A Comparative Look at Separationism in China By Jun Kwon and Sung Jang
Ethnic problems involving tensions and conflicts between the majority and minority nationalities within a country are world-wide political issues. Virtually all states are multi-national states and thus have nationality problems. Not only do the problems of ethnic minorities cause social unrest and instability, but also they have the potential to cause bloody conflicts. In recent years, these minority problems are becoming more exacerbated by the rise of ethno-nationalism in many parts of the world. China is no exception. There is no doubt that China is a “unified” multi-ethnic country. Ethnically, China consists of a majority nationality called the Han (漢族) and fifty-five state recognized minority nationalities (少数民族).
It is no secret that Tibet and the Xinjiang regions have caused a great amount of concern to the central government in China. The indigenous populations of both of these “Autonomous Regions” have long had separationist tendencies. These tendencies have at times become violent revolts in which the Chinese authority has had to crackdown on. Yet Tibet and Xinjiang are not the only autonomous regions in China, but are in fact two of five. The other three autonomous regions of Ningxia, Inner Mongolia, and Guangxi in China have had little to no separationist tendencies in modern day China.
First Observations and Questions
The main component of separationism is a strong sense of nationalism. This is not only true in China, but have been so in many countries around the world such as the Catalans and Basque people in Spain, the ethnic Russians in Eastern Ukraine and Crimea, and the Kurds in Turkey, Iraq, and Syria. Much of the nationalism arises from the rejection of a national identity imposed upon them by the states that they are part of. In the case of the Uyghurs in the Xinjiang Autonomous Region, the indigenous population is Muslim, and not part of the majority Han-Chinese ethnic group in China. Similarly, in Tibet, the indigenous population practises Vajrayana Buddhism instead of the mainstream Mahayana Buddhism in China, and they have had a long history of being an independent nation-state with few interruptions in between.
Yet when applying this logic of nationalist tendencies to the Ningxia, Inner Mongolia, and Guangxi Autonomous Regions, there is little to no separationist tendencies in these places. The indigenous Hui people in Ningxia are predominantly Muslim; there are ethnic Mongols in Inner Mongolia; and the indigenous Zhuang people in Guangxi are of a different ethnicity and have different religious and cultural practises.
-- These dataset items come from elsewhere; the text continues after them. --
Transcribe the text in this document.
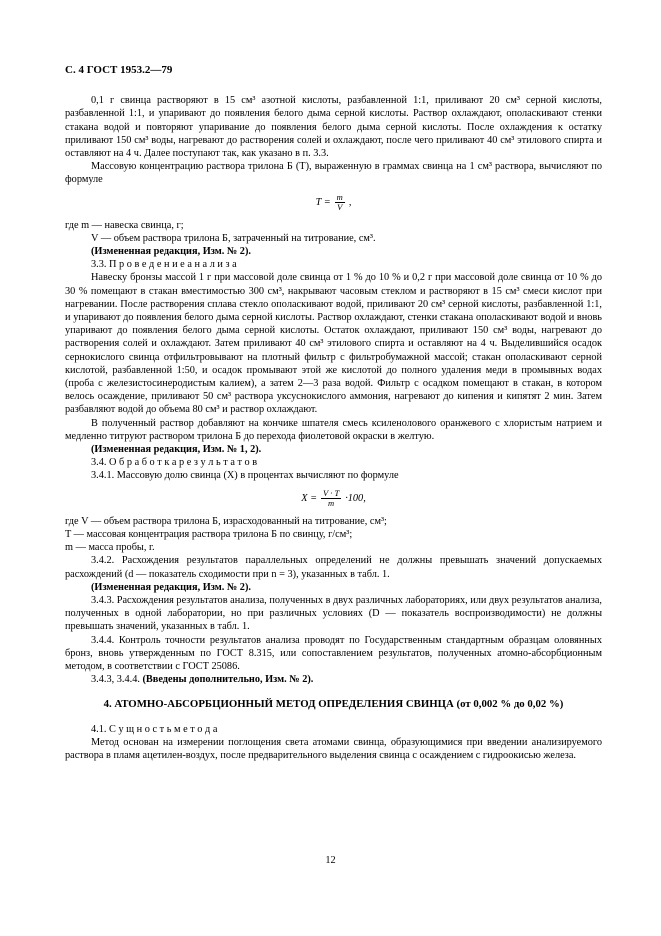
С. 4 ГОСТ 1953.2—79

0,1 г свинца растворяют в 15 см³ азотной кислоты, разбавленной 1:1, приливают 20 см³ серной кислоты, разбавленной 1:1, и упаривают до появления белого дыма серной кислоты. Раствор охлаждают, ополаскивают стенки стакана водой и повторяют упаривание до появления белого дыма серной кислоты. После охлаждения к остатку приливают 150 см³ воды, нагревают до растворения солей и охлаждают, после чего приливают 40 см³ этилового спирта и оставляют на 4 ч. Далее поступают так, как указано в п. 3.3.

Массовую концентрацию раствора трилона Б (T), выраженную в граммах свинца на 1 см³ раствора, вычисляют по формуле

$T = \frac{m}{V}$ ,

где m — навеска свинца, г;

V — объем раствора трилона Б, затраченный на титрование, см³.

(Измененная редакция, Изм. № 2).

3.3. П р о в е д е н и е а н а л и з а

Навеску бронзы массой 1 г при массовой доле свинца от 1 % до 10 % и 0,2 г при массовой доле свинца от 10 % до 30 % помещают в стакан вместимостью 300 см³, накрывают часовым стеклом и растворяют в 15 см³ смеси кислот при нагревании. После растворения сплава стекло ополаскивают водой, приливают 20 см³ серной кислоты, разбавленной 1:1, и упаривают до появления белого дыма серной кислоты. Раствор охлаждают, стенки стакана ополаскивают водой и вновь упаривают до появления белого дыма серной кислоты. Остаток охлаждают, приливают 150 см³ воды, нагревают до растворения солей и охлаждают. Затем приливают 40 см³ этилового спирта и оставляют на 4 ч. Выделившийся осадок сернокислого свинца отфильтровывают на плотный фильтр с фильтробумажной массой; стакан ополаскивают серной кислотой, разбавленной 1:50, и осадок промывают этой же кислотой до полного удаления меди в промывных водах (проба с железистосинеродистым калием), а затем 2—3 раза водой. Фильтр с осадком помещают в стакан, в котором велось осаждение, приливают 50 см³ раствора уксуснокислого аммония, нагревают до кипения и кипятят 2 мин. Затем разбавляют водой до объема 80 см³ и раствор охлаждают.

В полученный раствор добавляют на кончике шпателя смесь ксиленолового оранжевого с хлористым натрием и медленно титруют раствором трилона Б до перехода фиолетовой окраски в желтую.

(Измененная редакция, Изм. № 1, 2).

3.4. О б р а б о т к а р е з у л ь т а т о в

3.4.1. Массовую долю свинца (X) в процентах вычисляют по формуле

$X = \frac{V \cdot T}{m} \cdot 100$,

где V — объем раствора трилона Б, израсходованный на титрование, см³;

T — массовая концентрация раствора трилона Б по свинцу, г/см³;

m — масса пробы, г.

3.4.2. Расхождения результатов параллельных определений не должны превышать значений допускаемых расхождений (d — показатель сходимости при n = 3), указанных в табл. 1.

(Измененная редакция, Изм. № 2).

3.4.3. Расхождения результатов анализа, полученных в двух различных лабораториях, или двух результатов анализа, полученных в одной лаборатории, но при различных условиях (D — показатель воспроизводимости) не должны превышать значений, указанных в табл. 1.

3.4.4. Контроль точности результатов анализа проводят по Государственным стандартным образцам оловянных бронз, вновь утвержденным по ГОСТ 8.315, или сопоставлением результатов, полученных атомно-абсорбционным методом, в соответствии с ГОСТ 25086.

3.4.3, 3.4.4. (Введены дополнительно, Изм. № 2).

4. АТОМНО-АБСОРБЦИОННЫЙ МЕТОД ОПРЕДЕЛЕНИЯ СВИНЦА (от 0,002 % до 0,02 %)

4.1. С у щ н о с т ь м е т о д а

Метод основан на измерении поглощения света атомами свинца, образующимися при введении анализируемого раствора в пламя ацетилен-воздух, после предварительного выделения свинца с осаждением с гидроокисью железа.

12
The Indigenous Populations vs. the Han Chinese Population
When comparing these Autonomous Regions side by side, two main divergent variables may explain the separationist tendencies of Xinjiang and Tibet. First, the indigenous populations in Xinjiang and Tibet are in the majority, whereas in the other regions they are the minority. Considering the fact that the Chinese government has implemented policies to have Han-Chinese population transferred into Xinjiang and Tibet, it is likely that the Chinese authorities are aware of this variable. This population transfer of majority ethnicity into regions where there are high levels of separationism has been a method used by states all throughout history as a means of supressing rebellion. A great example of this kind of policy may have taken place in Israeli settlements in the occupied territories like the West Bank. While the political status of Israel and Palestine is complex, the Israeli government has slowly but successfully removed the threat from the indigenous Palestinian population by moving Israeli people into those occupied territories.
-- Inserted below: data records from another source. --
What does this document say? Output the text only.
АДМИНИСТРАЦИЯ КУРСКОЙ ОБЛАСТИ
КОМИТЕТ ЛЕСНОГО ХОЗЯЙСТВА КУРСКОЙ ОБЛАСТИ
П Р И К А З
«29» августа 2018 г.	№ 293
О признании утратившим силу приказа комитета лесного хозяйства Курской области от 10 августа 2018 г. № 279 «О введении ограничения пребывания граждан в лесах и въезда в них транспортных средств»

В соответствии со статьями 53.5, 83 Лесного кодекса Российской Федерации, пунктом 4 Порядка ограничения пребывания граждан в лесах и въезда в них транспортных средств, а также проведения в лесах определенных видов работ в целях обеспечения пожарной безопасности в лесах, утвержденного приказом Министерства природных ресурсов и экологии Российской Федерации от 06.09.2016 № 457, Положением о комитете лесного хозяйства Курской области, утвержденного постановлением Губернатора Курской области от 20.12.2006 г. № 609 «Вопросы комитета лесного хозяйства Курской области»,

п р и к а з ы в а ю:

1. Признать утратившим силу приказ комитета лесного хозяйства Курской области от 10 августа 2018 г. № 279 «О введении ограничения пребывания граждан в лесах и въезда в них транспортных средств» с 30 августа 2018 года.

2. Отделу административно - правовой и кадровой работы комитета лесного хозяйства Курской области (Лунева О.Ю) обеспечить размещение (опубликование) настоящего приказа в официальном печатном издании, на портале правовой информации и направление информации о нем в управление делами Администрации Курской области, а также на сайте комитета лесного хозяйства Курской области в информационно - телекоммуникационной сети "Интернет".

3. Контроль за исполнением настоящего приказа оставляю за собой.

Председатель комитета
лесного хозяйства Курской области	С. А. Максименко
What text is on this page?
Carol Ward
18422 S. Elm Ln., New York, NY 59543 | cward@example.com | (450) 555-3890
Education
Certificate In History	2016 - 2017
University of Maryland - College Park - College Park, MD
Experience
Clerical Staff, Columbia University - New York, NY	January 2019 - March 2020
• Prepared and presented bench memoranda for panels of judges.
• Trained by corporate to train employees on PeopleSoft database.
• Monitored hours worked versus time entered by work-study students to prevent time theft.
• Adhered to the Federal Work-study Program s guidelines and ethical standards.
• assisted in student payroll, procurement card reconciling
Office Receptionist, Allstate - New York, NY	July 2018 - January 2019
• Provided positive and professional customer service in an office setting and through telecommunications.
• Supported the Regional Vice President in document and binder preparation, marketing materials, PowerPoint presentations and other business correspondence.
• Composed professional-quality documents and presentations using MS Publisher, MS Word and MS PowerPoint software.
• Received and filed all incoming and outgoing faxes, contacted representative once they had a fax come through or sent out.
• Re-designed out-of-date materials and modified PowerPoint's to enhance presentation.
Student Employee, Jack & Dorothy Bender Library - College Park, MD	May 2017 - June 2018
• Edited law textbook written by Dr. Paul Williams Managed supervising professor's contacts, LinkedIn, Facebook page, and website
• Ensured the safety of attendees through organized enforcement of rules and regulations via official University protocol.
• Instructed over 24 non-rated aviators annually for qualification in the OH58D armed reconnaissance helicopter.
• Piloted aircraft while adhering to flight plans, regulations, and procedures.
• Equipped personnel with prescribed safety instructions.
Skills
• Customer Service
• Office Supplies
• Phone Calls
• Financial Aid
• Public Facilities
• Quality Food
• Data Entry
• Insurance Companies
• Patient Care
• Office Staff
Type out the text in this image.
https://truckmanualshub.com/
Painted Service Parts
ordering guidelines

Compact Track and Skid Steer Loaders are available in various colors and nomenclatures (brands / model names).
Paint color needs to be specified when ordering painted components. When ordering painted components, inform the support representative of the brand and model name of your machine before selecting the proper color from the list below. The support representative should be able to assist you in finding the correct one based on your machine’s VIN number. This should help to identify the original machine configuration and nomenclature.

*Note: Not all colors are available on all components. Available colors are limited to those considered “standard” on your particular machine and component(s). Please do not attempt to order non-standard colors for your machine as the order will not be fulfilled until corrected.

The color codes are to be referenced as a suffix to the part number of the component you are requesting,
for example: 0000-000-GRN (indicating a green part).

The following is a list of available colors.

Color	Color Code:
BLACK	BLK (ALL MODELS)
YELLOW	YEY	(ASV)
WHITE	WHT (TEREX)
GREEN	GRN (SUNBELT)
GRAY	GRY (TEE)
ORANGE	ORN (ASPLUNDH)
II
Xinjiang and Tibet in Relation to China’s History and Core Territories
Xinjiang and Tibet’s unique situation is also due to their place in Chinese history, or outside of Chinese history to be more specific. The Hui, Mongol, and Zhuang populations had long had interactions with the Chinese empires that existed before modern China. The areas of Xinjiang and Tibet on the other hand had never truly been integrated into China as a core province. When looking at Figure 1, one can see that Ningxia and Guangxi provinces have almost always been within the borders of the Chinese empires. However, this is not the case for Xinjiang and Tibet which had remained outside of the borders of the Chinese polity for most of their history. The only times where both regions were occupied by the Chinese polity was during the short-lived Yuan Dynasty and the Qing Dynasty.
In the case of Inner Mongolia, while one can see that significant part of it is outside the borders of many of the Chinese dynasties, the Mongols experienced sinicization during the Yuan dynasty when Kublai Khan adopted many Chinese traditions to rule it. The situation is similar to the Manchurians too where the Qing dynasty adopted many Chinese traditions and beliefs in order to rule China. In essence, the two foreign ruling dynasties of China that were not ethnically Han-Chinese chose to integrate themselves into the local culture of China, rather than forcing theirs on the local population.
As such, when looking at Xinjiang and Tibet, one has to consider that both geography and the lack of cultural and political integration into China are what makes these areas peripheral and separationist from the modern Chinese nation. As Xinjiang and Tibet were and are not part of the Chinese civilization having long remained outside it, they have resisted the attempts of forced integration.
Jun Kwon is Chair of International Studies and Assistant Professor of Government at Utica College
Sung Jang is a government student at Utica College.